Recent Advances in the Understanding of Molecular Mechanisms of Resistance in Lepidopteran Pests (Volume II)

A special issue of Insects (ISSN 2075-4450). This special issue belongs to the section "Insect Molecular Biology and Genomics".

Deadline for manuscript submissions: 31 March 2024 | Viewed by 478

Special Issue Editors

Université Côte d’Azur, INRAE, CNRS, ISA, F-06903 Sophia Antipolis, France
Interests: insecticide resistance; insect functional genomic; cytochrome P450; plant-insect interaction
Special Issues, Collections and Topics in MDPI journals
Bayer AG, Crop Science Division, R & D, Pest Control, 40789 Monheim, Germany
Interests: insecticide resistance; insect toxicogenomics; insecticide mode of action; functional genomics; cytochrome P450
Special Issues, Collections and Topics in MDPI journals

Special Issue Information

Dear Colleagues,

Three years after the first edition, we are pleased to launch a new Special Issue named Recent Advances in the Understanding of Molecular Mechanisms of Resistance in Noctuid Pests. It is an opportunity to focus on the mechanisms of insecticide resistance developed by lepidopterans belonging to the family of Noctuidae (moth species), which are still among the most devastating crop pests on the planet. Some of these noctuids are able to feed on more than 40 different plant families and have a high invasive potential. An example is the fall armyworm, Spodoptera frugiperda, which originated in the American continent and has, in recent years, invaded various regions of the world (Africa, Asia, and Australia). Its distribution area is growing and it is on the doorstep of Europe. In addition to attacking a wide range of crops, such as maize and rice, it has developed resistance to many classes of insecticides and Bacillus thuringiensis (B.t.) pore-forming Cry toxins.
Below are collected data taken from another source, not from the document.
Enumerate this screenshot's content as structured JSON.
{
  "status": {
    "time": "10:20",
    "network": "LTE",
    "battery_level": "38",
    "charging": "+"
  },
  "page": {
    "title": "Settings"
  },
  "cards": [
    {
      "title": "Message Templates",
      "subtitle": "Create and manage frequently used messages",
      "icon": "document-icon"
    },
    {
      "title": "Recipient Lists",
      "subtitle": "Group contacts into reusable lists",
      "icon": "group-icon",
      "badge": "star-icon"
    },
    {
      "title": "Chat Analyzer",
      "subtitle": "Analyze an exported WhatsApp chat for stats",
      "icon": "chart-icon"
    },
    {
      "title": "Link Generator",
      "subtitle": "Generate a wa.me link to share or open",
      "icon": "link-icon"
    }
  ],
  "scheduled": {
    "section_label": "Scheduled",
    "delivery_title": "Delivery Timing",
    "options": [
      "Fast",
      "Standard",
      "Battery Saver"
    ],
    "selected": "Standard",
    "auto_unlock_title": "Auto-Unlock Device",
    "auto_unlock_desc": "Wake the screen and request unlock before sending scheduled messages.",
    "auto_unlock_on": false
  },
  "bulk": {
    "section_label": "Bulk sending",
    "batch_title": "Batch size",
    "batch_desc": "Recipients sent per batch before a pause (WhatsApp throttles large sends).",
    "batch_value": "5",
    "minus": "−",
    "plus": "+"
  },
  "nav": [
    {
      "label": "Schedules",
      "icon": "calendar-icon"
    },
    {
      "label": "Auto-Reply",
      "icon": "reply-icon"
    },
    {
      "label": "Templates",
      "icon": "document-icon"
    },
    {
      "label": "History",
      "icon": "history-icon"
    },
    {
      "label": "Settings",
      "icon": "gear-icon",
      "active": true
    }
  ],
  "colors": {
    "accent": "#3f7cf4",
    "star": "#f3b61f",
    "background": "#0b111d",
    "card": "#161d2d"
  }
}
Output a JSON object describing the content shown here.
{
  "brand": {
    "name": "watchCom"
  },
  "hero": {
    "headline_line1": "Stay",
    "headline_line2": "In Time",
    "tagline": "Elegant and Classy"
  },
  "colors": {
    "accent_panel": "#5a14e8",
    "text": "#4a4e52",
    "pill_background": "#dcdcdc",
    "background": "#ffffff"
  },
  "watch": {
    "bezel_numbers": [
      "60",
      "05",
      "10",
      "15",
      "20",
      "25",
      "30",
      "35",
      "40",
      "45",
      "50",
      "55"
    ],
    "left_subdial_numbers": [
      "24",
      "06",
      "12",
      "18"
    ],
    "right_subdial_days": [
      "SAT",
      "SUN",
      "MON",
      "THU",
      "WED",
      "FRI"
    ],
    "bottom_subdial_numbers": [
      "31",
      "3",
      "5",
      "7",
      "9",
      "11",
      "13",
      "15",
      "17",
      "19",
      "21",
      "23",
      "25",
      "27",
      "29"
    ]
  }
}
Other close species of the genus Spodoptera, such as S. litura, S. littoralis, and S. exigua, have the same adaptive capacities. Another important Noctuid subfamily consists of the heliothine moths, e.g., cotton bollworm, Helicoverpa armigera, a highly polyphagous species, resistant to many insecticides, which has spread from Europe, Asia, Africa, and Australia to South America. Understanding how these insects become resistant to chemical insecticides and B.t. toxins is essential for sustainable control and appropriate resistance management tactics. With the advent of the genomes of these noctuids in recent years, the development of techniques such as CRISPR/Cas9 and GWAS has considerably improved the identification and validation of molecular mechanisms underlying insecticide resistance.

We invite colleagues working on noctuid moth pests that have developed resistance to chemical insecticides and B.t. toxins to submit original papers, short communications, or reviews. Studies may focus on resistance mechanisms based on target-site mutations and/or metabolic detoxification. Genome comparison analyses between these species are also welcome.

Dr. Gaelle Le Goff
Dr. Ralf Nauen
Guest Editors

Manuscript Submission Information

Manuscripts should be submitted online at www.mdpi.com by registering and logging in to this website. Once you are registered, click here to go to the submission form. Manuscripts can be submitted until the deadline. All submissions that pass pre-check are peer-reviewed. Accepted papers will be published continuously in the journal (as soon as accepted) and will be listed together on the special issue website. Research articles, review articles as well as short communications are invited. For planned papers, a title and short abstract (about 100 words) can be sent to the Editorial Office for announcement on this website.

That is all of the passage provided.